Following these questions, in Memorial I explore ways of doing beyond the established, rethinking where public art mostly takes place, in transferring it to the physical periphery. In this paradox of defining a project that is defined while remaining open to be adapted to the social and cultural diversity of demonstrations of mourning and loss is one of the transversal lines of this project; it remains undone. I also hope to contribute to bringing environmental issues as essential to the discussion about the different disciplines that integrate public spaces, inside and outside urbanity.


The climate crisis is a revealing symptom of the delicate, unbalanced societies we live in, where a predominantly dominating way of relating to each other and to life on the planet is reflected, perhaps not in its cause (we still don’t know that), but certainly in the disparities, conflicts and losses in human rights we are witnessing as a result. However, we also have the knowledge and the capacity to transform that relationship we have with each other, and to recover a much-needed balance that gives rise to individual and collective health, justice and wellbeing.






Memorial is an interdisciplinary project, physically materialized through the support of a pre-existing infrastructure/organization of forest regeneration with the use of autochthonous trees. This takes place through a collective action with volunteers, according to a pre-established calendar and conducive to this action. Participants are invited to develop a caring relationship with the tree their planting, throughout time; to visit and nurture it as a symbol of the deceased. The relationships we have keep on evolving, even after a loss; having that a loved one symbolised by a tree may provide comfort and a nurturing way of keeping that relationship alive, and honouring it. The communal, ritualistic aspect of the project aims to provide a safe space for the sharing of the difficult emotions that are part of grief. Hopefully, these losses may become protective symbols from our ancestors caring for our future, for our health, and for those of future generations. Despite the losses, not all is lost.


In parallel to the planting effort, Memorial proposes a website is to be developed, which presents information in three axes:

1. The tree plantation effort;

2. The personal stories that celebrate those who disappeared victims of Covid-19, sent by their relatives, friends; 

3. Compilation of information on grief and climate change.
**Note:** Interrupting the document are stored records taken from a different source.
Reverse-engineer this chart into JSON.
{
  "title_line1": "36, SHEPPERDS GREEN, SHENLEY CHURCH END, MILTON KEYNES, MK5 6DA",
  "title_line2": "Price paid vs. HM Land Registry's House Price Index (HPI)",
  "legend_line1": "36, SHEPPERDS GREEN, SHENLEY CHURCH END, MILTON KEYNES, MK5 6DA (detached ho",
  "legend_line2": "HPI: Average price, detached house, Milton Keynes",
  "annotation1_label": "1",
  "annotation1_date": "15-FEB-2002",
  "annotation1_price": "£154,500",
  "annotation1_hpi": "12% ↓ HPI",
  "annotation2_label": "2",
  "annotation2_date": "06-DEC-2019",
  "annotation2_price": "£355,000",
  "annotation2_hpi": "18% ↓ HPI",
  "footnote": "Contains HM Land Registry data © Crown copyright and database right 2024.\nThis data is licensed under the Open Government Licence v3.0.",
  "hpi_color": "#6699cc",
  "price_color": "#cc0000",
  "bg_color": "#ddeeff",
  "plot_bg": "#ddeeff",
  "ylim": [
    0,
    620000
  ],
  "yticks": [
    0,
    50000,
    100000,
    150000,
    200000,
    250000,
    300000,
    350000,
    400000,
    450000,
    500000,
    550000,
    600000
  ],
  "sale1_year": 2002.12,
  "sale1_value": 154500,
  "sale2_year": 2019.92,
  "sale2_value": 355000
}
Memorial aims to be informed by science and its dissemination, exploring the development of systems and interconnecting disciplines in order to work on deep emotional issues such as the trauma caused by the pandemic and climate change, through a proposal that invites reflection on several levels: sensory, emotional, physical and intellectual aspects of the natural world and our fragile human condition. These characteristics seek to follow the path of artistic research and exploration for the collective benefit and an altruistic society, promoting the access to knowledge that allow progress in this direction. In this way, I aim that may work goes further than the traditional cultural audiences, into the bare human condition of transformation and loss from which we cannot escape - but can reconstruct their meaning into new, integrate ways.